Simon Shuster reports  on the gap between Western rhetoric about the Kiev protests and what the governments are willing to offer:
So it remains to be seen whether Europe’s generosity can match Ukrainian needs. To save the country from defaulting on its debts, the government says it requires more than $20 billion just to pay off its immediate obligations, including at least $2 billion owed to Russia for natural gas supplies. Over the next seven years, Ukraine would need more than $200 billion to fund the reforms the E.U. is demanding [bold mine-DL], according to Prime Minister Mykola Azarov. And there is no way the E.U. would pony up anywhere near that kind of money, especially considering Ukraine’s reputation for corruption. “It’s a black hole,” says Stefan Meister, a Ukraine expert at the European Council on Foreign Relations. “If you put money into it, half of it ends up in secret accounts somewhere in Switzerland.” [bold mine-DL]

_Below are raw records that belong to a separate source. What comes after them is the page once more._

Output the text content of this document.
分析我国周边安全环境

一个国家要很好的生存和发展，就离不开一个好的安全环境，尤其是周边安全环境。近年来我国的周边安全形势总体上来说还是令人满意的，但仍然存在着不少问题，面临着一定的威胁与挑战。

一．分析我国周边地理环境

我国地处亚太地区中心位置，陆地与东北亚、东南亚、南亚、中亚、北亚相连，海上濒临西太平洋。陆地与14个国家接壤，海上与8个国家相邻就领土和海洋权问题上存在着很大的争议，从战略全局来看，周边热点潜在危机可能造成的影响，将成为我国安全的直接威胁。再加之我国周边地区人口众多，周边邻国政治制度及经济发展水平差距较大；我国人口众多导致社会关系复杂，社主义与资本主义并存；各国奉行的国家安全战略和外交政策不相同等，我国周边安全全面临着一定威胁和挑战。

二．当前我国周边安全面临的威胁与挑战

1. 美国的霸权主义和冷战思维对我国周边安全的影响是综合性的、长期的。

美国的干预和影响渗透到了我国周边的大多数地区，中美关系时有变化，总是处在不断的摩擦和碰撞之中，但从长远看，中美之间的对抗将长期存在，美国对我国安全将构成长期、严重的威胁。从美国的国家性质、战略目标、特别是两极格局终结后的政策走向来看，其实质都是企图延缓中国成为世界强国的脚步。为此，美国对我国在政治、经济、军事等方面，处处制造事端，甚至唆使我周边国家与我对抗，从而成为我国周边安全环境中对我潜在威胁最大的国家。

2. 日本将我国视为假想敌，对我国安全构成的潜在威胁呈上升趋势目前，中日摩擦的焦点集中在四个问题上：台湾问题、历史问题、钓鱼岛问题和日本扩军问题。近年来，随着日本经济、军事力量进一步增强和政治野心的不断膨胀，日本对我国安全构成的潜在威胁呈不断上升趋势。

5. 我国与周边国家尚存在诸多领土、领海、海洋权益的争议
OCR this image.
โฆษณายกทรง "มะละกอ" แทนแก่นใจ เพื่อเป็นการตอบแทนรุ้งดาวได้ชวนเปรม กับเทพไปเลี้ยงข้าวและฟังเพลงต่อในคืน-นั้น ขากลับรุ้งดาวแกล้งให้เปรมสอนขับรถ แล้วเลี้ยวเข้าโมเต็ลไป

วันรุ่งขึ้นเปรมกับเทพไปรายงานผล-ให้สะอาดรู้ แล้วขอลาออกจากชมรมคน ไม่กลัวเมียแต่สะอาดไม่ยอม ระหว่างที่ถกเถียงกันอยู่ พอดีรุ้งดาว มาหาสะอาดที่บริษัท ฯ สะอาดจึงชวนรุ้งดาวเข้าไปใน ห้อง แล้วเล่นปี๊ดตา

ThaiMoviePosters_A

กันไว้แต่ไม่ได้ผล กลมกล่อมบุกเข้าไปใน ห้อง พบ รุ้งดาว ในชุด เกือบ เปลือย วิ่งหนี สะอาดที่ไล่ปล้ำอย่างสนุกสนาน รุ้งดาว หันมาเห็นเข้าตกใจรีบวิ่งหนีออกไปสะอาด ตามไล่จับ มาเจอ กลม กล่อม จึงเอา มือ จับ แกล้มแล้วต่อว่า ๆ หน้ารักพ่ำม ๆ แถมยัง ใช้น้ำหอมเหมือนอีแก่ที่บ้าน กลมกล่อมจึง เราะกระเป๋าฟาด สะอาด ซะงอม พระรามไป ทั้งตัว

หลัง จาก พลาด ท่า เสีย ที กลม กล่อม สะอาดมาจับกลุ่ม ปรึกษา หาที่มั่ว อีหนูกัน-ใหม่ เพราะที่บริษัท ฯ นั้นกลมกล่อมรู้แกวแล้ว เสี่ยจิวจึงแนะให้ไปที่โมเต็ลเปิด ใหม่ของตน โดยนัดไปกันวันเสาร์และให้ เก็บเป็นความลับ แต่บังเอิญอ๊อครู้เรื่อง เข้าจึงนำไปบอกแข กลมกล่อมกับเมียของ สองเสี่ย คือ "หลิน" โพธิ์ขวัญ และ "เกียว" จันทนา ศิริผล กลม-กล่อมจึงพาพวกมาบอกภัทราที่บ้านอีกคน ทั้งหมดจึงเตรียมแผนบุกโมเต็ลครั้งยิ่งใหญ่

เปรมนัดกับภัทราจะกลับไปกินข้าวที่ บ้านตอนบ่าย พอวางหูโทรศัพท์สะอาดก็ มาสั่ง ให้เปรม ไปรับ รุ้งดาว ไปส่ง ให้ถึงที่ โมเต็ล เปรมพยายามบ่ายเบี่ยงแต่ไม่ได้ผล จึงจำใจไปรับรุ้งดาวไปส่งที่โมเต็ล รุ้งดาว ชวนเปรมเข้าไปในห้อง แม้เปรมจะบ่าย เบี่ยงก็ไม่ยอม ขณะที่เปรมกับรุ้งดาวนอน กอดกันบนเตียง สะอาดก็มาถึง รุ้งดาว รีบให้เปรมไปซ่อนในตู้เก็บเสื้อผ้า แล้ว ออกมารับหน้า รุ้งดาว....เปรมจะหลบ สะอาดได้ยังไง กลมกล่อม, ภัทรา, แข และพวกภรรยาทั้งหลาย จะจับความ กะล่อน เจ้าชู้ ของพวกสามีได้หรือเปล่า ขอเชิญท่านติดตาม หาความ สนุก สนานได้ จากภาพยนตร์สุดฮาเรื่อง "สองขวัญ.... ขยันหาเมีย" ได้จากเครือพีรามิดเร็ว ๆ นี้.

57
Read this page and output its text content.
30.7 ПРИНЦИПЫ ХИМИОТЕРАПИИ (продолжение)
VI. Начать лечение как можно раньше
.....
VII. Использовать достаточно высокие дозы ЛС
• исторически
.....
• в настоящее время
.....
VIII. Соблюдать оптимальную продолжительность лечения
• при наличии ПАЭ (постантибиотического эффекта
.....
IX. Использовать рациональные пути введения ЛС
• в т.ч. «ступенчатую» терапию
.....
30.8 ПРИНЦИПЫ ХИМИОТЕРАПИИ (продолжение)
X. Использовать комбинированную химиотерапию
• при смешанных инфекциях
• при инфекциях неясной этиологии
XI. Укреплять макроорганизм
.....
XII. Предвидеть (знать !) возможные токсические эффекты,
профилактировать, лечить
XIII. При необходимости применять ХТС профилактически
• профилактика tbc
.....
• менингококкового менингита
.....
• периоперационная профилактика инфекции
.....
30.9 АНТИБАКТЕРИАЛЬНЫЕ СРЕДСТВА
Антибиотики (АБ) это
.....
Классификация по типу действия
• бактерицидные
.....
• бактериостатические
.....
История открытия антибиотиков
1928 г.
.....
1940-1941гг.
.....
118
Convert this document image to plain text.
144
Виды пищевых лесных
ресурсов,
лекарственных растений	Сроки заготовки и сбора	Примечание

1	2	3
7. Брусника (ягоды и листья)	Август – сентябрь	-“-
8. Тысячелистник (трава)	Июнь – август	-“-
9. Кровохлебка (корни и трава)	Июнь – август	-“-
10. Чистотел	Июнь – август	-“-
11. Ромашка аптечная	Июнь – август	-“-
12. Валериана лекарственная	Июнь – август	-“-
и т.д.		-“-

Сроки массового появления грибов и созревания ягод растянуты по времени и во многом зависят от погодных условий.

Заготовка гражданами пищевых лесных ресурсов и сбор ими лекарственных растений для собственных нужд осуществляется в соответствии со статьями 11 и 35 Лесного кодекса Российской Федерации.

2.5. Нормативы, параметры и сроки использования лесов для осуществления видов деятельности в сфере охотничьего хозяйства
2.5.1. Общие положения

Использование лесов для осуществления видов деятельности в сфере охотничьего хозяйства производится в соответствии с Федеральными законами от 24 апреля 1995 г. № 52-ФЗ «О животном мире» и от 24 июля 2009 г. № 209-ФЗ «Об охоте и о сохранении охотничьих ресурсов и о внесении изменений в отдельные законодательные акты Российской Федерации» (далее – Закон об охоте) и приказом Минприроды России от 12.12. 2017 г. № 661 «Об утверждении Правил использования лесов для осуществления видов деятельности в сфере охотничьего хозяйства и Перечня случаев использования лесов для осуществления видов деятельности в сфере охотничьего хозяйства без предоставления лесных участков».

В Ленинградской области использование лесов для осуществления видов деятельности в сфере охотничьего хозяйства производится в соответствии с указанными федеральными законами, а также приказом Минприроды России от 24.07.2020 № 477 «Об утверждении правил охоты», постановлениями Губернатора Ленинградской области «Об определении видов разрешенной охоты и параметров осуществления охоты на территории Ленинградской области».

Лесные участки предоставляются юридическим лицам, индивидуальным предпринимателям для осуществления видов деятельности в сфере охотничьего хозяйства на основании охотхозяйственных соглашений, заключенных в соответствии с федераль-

I’m trying to imagine a scenario in which leading European governments throw that much money at a corruption-riddled non-EU state, but I can’t see it. It would be a huge waste of resources on their part, and especially right now that is something that European governments couldn’t sell to their parliaments or their publics. That is especially true of EU member states that are suffering from their own severe economic and fiscal problems. Shuster concludes:
This week, the rotating presidency of the E.U. went from Lithuania, which has championed Ukraine’s integration with Europe, to the debt-wracked nation of Greece, which has little patience for charity cases other than its own. So in the next few months, just as Ukraine edges toward financial ruin, the concern of its western neighbors will likely fade away.
If that’s right, then the recent talk from Western diplomats and politicians of showing solidarity with the protesters will be revealed as so much empty bluster. Shuster writes:
But apart from these gestures, it is far from clear whether the West is willing or able to pull Ukraine out of its ongoing crisis. “It’s a false promise,” says Stephen Szabo, the head of the Transatlantic Academy, a policy research center based in Washington. “It’s going to lead to disillusionment in Ukraine.”
That should make us all wonder what the point of these shows of “support” really was, since there was never much chance that they would translate into real support. It would have been less misleading not to pretend that “the West” was coming to provide meaningful assistance when words appear to be the only thing that Western governments are prepared to offer.